The survivors divided into groups (some men, including General Hans Krebs, stayed behind to commit suicide). The groups left on the evening of May 1, each waiting a period of time after the others left. Their plan was to head underground, in the city's subway line, to emerge to the northwest, outside of the Russian-occupied zone of Berlin. The three main groups were:

- Group 1, led by Wilhelm Mohnke. This group awkwardly made its way north to a German army hold-out on the Prinzenallee, and included Dr. Schenck and the female secretaries. The secretaries, upon reaching the outpost, broke off with the help of a Luftwaffe lieutenant. While Junge was later held for several months as the "personal prisoner" of a high-ranking Russian officer, Gerda Christian and Else Krüger, smuggled across Soviet-occupied territory by sympathetic British soldiers, eventually made it to the British/American lines; Krüger, questioned extensively about her then-"missing" boss, later married one of her interrogators. Mohnke and several other men stayed and were captured by the Russians, then treated to dinner with General Vladimir Alexei Belyavski, who tried to get them drunk with vodka to get information on Hitler's death. They didn't talk, and were shipped off to Moscow.

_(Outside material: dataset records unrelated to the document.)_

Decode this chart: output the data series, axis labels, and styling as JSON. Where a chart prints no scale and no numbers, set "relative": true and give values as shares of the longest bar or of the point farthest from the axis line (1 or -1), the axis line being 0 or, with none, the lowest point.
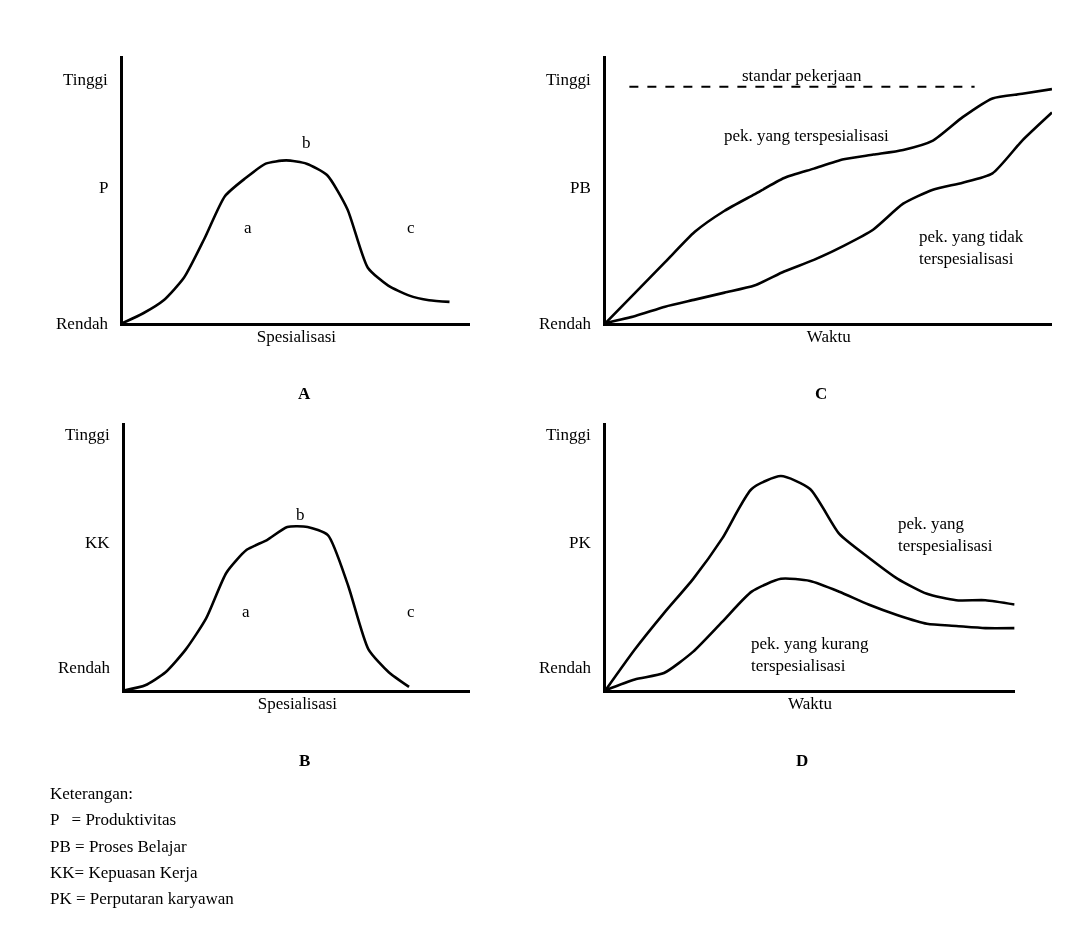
{
  "chart_data": [
    {
      "type": "line",
      "title": "A",
      "xlabel": "Spesialisasi",
      "ylabel": "P",
      "categories": [
        null,
        null,
        null,
        null,
        null,
        null,
        null,
        null,
        null,
        null,
        null,
        null,
        null,
        null,
        null,
        null,
        null,
        null
      ],
      "relative": true,
      "tick_labels": false,
      "line_style": "solid",
      "marker": "none",
      "series": [
        {
          "color": "#000000",
          "values": [
            0,
            0.06,
            0.14,
            0.28,
            0.52,
            0.78,
            0.89,
            0.98,
            1,
            0.98,
            0.91,
            0.7,
            0.34,
            0.23,
            0.17,
            0.14,
            0.13,
            null
          ]
        }
      ],
      "annotations": [
        "Tinggi",
        "Rendah",
        "a",
        "b",
        "c"
      ]
    },
    {
      "type": "line",
      "title": "B",
      "xlabel": "Spesialisasi",
      "ylabel": "KK",
      "categories": [
        null,
        null,
        null,
        null,
        null,
        null,
        null,
        null,
        null,
        null,
        null,
        null,
        null,
        null,
        null,
        null,
        null,
        null
      ],
      "relative": true,
      "tick_labels": false,
      "line_style": "solid",
      "marker": "none",
      "series": [
        {
          "color": "#000000",
          "values": [
            0,
            0.03,
            0.11,
            0.25,
            0.44,
            0.72,
            0.86,
            0.92,
            1,
            1,
            0.95,
            0.64,
            0.25,
            0.11,
            0.02,
            null,
            null,
            null
          ]
        }
      ],
      "annotations": [
        "Tinggi",
        "Rendah",
        "a",
        "b",
        "c"
      ]
    },
    {
      "type": "line",
      "title": "C",
      "xlabel": "Waktu",
      "ylabel": "PB",
      "categories": [
        null,
        null,
        null,
        null,
        null,
        null,
        null,
        null,
        null,
        null,
        null,
        null,
        null,
        null,
        null,
        null
      ],
      "relative": true,
      "tick_labels": false,
      "line_style": "solid",
      "marker": "none",
      "series": [
        {
          "name": "pek. yang terspesialisasi",
          "color": "#000000",
          "values": [
            0,
            0.13,
            0.26,
            0.39,
            0.48,
            0.55,
            0.62,
            0.66,
            0.7,
            0.72,
            0.74,
            0.78,
            0.88,
            0.96,
            0.98,
            1
          ]
        },
        {
          "name": "pek. yang tidak terspesialisasi",
          "color": "#000000",
          "values": [
            0,
            0.03,
            0.07,
            0.1,
            0.13,
            0.16,
            0.22,
            0.27,
            0.33,
            0.4,
            0.51,
            0.57,
            0.6,
            0.64,
            0.78,
            0.9
          ]
        }
      ],
      "ref_lines": [
        {
          "axis": "y",
          "value": 1.01,
          "label": "standar pekerjaan",
          "color": "#000000",
          "line_style": "dashed"
        }
      ],
      "annotations": [
        "Tinggi",
        "Rendah"
      ]
    },
    {
      "type": "line",
      "title": "D",
      "xlabel": "Waktu",
      "ylabel": "PK",
      "categories": [
        null,
        null,
        null,
        null,
        null,
        null,
        null,
        null,
        null,
        null,
        null,
        null,
        null,
        null,
        null
      ],
      "relative": true,
      "tick_labels": false,
      "line_style": "solid",
      "marker": "none",
      "series": [
        {
          "name": "pek. yang terspesialisasi",
          "color": "#000000",
          "values": [
            0,
            0.19,
            0.36,
            0.52,
            0.71,
            0.94,
            1,
            0.94,
            0.73,
            0.62,
            0.52,
            0.45,
            0.42,
            0.42,
            0.4
          ]
        },
        {
          "name": "pek. yang kurang terspesialisasi",
          "color": "#000000",
          "values": [
            0,
            0.05,
            0.08,
            0.18,
            0.32,
            0.46,
            0.52,
            0.51,
            0.46,
            0.4,
            0.35,
            0.31,
            0.3,
            0.29,
            0.29
          ]
        }
      ],
      "annotations": [
        "Tinggi",
        "Rendah"
      ]
    },
    {
      "type": "other",
      "title": "Keterangan:",
      "annotations": [
        "P   = Produktivitas",
        "PB = Proses Belajar",
        "KK= Kepuasan Kerja",
        "PK = Perputaran karyawan"
      ]
    }
  ]
}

- Group 2, led by Johann Rattenhuber. This group made it to Invalidenstraße northwest of the bunker, but many of its members were captured by the Russians.
- Group 3, led by Werner Naumann, and is most notable for including Martin Bormann. This group completely missed a turn off Friedrichstraße and walked right into Russian gunfire. Bormann and his companion, Dr. Ludwig Stumpfegger, were almost certainly intoxicated, and apparently committed suicide with cyanide capsules after realizing the group had run into trouble (this was confirmed by the 1972 discovery of their bodies, which was verified by DNA tests in 1998). Most surviving members of this group were captured by Soviet army troops. Baur was severely wounded and almost committed suicide. Instead, he was captured, and the Soviets put him through brutal interrogations, speculating that he might have flown Hitler to safety at the last minute, which Baur disavowed.

Misch and Hentschel remained behind in the bunker. Misch left on the morning of May 2, but was soon captured by the Russians. Hentschel stayed in the bunker, while some female Soviet army officers looted Eva Braun's room around noon before he too was taken by the Russians and flown to Moscow.